Adult children of alcoholics (ACOAs) are still affected by this factor in terms of their close relationships. Having an alcoholic parent is associated with earlier marriages, increased marital problems, and greater likelihood of divorcing in adulthood (Dawson, Grant, and Harford, 1992; Goodwin, et al 1977; Parker and Harford, 1988).

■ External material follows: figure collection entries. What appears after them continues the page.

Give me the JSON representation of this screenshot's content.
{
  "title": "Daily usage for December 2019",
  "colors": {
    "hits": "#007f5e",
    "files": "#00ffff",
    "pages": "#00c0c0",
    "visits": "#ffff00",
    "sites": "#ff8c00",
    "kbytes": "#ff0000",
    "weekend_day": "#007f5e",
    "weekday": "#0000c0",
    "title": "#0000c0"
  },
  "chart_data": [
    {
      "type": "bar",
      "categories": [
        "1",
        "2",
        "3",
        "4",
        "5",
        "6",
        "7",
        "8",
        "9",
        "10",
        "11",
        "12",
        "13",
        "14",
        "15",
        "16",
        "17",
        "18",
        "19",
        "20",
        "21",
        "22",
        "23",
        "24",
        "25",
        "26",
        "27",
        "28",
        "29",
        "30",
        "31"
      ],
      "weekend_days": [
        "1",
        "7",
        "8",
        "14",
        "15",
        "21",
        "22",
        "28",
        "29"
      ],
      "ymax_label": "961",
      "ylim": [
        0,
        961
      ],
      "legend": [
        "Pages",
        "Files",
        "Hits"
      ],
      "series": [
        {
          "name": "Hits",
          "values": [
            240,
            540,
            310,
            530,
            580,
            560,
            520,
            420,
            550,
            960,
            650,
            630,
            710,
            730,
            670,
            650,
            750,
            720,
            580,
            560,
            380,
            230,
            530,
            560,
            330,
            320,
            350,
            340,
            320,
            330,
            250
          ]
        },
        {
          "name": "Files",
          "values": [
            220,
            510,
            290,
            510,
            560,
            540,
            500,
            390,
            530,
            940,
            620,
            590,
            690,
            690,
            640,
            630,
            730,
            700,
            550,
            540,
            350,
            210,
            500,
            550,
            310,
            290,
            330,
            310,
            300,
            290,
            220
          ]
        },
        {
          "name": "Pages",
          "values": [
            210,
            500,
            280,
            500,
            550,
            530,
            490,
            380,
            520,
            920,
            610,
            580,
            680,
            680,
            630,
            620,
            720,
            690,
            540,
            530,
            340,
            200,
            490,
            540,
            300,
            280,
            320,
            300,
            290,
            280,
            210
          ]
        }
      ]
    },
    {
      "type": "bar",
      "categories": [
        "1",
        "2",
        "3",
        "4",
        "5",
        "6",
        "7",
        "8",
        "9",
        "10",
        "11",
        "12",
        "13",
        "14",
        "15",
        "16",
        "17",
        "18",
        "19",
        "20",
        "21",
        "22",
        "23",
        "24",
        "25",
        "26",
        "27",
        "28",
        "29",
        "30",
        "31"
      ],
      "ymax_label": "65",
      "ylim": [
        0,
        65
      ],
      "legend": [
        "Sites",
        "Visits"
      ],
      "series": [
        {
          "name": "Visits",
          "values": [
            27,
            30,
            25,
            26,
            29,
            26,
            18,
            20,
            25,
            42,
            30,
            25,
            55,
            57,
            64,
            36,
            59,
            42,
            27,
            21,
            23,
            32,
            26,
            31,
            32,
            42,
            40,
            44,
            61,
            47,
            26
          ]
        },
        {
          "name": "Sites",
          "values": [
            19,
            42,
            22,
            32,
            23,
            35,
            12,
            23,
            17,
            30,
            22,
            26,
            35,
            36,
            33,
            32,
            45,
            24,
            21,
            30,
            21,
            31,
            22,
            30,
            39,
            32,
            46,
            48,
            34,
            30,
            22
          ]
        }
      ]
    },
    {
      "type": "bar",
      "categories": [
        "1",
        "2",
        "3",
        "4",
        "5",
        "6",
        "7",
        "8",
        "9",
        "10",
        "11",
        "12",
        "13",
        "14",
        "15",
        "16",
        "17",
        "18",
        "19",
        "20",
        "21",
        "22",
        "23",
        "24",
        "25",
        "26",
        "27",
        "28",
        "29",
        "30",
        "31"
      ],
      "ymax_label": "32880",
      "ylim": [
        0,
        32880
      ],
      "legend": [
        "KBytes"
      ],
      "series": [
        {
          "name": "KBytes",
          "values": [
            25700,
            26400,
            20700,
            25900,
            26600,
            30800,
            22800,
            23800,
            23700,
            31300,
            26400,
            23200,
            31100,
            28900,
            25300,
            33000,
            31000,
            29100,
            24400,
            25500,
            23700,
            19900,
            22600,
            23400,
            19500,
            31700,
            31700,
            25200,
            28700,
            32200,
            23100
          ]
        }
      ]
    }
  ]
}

The connection between parental or familial alcoholism and later alcohol-related problems is well established. Dawson, Harford, and Grant (1992), after adjusting for age, race, sex, and poverty, found that compared with respondents with a negative family history, the odds of alcohol dependence increased by 45 percent among persons with alcoholism only in 2nd or 3rd degree relatives (i.e., biological grandparents, aunts, uncles, cousins, nieces, nephew, or other blood relatives) and by 86 percent among those with alcoholism only in 1st degree relatives (i.e., biological parents, siblings, or children) (see also Grant, 1998). Effects of parental alcoholism on young adult substance use disorder and accelerated heavy alcohol use in adolescence is in part mediated by conduct problems (Chassin, et al 1999; Hussong, Curran, and Chassin, 1998). There is also some evidence that ACOAs are at increased risk for a drug use disorder (Gotham and Sher, 1996).